At first, it seemed to make things make sense. Arana writes, “As I progressed in therapy, I felt that I was gaining insight into the source and causes of my sexual attractions. The problem was, they didn’t go away.” Even though his attractions persisted, Arana “still believed in Nicolosi’s theory.” He came to see any frustration from his parents as an indication that Nicolosi was right. Predictably, his parents disengaged.

Arana did not let go of his narrative easily, saying, “Nicolosi’s ideas did more than haunt me. The first two years of college, they were the basis for how I saw myself: a leper with no hope of a cure. I stayed in the closet but had sexual encounters with classmates nonetheless.” After reaching a suicidal crisis, he checked himself into a hospital and was visited by his father. His father, realizing then that the wrong explanation can have severe consequences, said, “I’d rather have a gay son than a dead son.”

The remainder of the article reveals the rest of Arana’s story including a conversation between Arana and Nicolosi. Arana wondered if the adverse disclosures from reparative therapy clients might soften the theoretical position of his former doctor. Go read the rest of the article to find out, but I’ll give you one guess what Arana found out.

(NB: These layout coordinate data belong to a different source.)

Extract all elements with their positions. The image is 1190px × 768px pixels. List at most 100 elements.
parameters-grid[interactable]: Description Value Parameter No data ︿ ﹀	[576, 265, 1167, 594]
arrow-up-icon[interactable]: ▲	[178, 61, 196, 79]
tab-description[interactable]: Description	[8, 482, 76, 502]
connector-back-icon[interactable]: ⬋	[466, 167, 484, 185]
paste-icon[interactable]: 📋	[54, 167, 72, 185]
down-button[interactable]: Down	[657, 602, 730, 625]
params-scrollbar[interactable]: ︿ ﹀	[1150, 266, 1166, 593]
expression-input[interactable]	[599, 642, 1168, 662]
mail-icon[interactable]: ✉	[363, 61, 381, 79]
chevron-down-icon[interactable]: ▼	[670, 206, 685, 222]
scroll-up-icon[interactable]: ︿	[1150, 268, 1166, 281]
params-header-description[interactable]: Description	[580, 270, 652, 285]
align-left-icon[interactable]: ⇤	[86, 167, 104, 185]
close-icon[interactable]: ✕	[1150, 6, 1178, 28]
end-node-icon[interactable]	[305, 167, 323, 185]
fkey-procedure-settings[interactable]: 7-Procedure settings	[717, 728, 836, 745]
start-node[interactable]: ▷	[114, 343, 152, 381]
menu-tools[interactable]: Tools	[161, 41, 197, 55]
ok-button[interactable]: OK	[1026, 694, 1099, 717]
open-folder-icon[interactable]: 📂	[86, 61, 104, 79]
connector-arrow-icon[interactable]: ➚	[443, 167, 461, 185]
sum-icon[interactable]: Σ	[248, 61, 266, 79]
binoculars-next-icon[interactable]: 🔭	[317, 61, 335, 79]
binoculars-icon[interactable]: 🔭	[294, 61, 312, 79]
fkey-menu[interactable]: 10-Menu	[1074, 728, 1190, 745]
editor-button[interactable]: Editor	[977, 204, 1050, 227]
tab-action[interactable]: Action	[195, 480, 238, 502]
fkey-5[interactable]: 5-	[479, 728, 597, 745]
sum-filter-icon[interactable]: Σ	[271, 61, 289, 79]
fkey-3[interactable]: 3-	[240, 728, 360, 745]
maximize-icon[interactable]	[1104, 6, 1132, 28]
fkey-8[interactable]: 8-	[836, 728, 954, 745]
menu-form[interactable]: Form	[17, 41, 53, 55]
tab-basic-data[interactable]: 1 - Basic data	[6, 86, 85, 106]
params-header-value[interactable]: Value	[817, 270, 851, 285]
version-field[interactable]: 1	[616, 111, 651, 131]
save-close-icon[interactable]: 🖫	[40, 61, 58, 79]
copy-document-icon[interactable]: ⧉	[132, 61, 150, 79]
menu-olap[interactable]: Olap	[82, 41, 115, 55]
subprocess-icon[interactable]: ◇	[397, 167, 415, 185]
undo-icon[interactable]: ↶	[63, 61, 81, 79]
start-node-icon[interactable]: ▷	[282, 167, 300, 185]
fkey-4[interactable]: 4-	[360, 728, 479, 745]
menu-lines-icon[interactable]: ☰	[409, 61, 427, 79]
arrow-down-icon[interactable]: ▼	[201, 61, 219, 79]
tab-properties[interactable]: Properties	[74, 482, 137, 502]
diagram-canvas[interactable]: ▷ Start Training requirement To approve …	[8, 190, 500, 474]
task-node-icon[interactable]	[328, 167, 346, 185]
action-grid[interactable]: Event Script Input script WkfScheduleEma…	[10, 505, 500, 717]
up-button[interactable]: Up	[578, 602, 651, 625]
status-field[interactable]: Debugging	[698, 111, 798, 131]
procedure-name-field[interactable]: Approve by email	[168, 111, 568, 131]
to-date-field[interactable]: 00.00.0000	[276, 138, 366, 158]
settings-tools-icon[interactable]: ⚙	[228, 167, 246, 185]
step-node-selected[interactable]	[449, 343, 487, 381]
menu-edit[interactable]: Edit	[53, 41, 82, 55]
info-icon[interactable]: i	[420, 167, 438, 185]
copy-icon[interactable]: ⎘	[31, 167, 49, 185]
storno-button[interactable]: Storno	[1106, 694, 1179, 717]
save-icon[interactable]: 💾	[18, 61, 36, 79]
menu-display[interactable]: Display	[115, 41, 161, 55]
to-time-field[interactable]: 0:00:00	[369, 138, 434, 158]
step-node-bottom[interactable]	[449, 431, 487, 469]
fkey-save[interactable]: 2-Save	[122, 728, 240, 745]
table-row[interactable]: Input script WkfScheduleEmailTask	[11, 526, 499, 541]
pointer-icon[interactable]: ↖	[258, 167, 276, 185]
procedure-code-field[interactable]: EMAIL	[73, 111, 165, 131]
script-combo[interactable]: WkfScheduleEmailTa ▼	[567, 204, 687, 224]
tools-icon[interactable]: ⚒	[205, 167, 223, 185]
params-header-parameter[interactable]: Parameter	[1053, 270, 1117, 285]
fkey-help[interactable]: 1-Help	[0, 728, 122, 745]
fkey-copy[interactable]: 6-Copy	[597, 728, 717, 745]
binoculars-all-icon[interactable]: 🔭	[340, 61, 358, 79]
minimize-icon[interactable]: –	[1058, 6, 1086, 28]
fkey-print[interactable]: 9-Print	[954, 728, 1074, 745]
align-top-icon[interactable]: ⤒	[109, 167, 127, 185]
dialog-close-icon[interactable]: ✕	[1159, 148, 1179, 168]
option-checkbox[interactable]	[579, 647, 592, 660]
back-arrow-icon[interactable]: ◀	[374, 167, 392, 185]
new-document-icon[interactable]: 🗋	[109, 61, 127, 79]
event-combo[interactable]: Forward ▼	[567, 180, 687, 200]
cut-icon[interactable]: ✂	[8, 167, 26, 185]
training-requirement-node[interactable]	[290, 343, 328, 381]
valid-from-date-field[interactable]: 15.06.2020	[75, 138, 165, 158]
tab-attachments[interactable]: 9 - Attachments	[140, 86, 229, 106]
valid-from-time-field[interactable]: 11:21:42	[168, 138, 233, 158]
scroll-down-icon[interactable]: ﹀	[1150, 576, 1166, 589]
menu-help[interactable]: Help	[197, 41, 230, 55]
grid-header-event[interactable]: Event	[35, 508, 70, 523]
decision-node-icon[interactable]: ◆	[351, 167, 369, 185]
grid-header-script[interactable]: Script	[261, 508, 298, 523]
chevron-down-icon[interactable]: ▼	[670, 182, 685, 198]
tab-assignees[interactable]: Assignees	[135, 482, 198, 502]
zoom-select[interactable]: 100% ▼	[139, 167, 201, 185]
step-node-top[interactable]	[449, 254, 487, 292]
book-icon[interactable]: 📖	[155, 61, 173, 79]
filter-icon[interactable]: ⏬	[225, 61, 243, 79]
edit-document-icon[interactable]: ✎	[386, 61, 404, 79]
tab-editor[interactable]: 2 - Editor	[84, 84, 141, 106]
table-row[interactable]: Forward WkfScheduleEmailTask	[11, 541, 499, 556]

In fairness, I have talked to a few people who say they have had really good experiences in reparative therapy. That fact is one of the disconcerting aspects of therapy – some people seem to derive benefit, at least at the time, from what others describe as harmful. One thing seems sure: explanations have consequences which makes it critically important for therapists to maintain our theories with a loose grip. Arana’s article, as well as many other reports like his, provides ample evidence for skepticism and caution when it comes to reparative theory.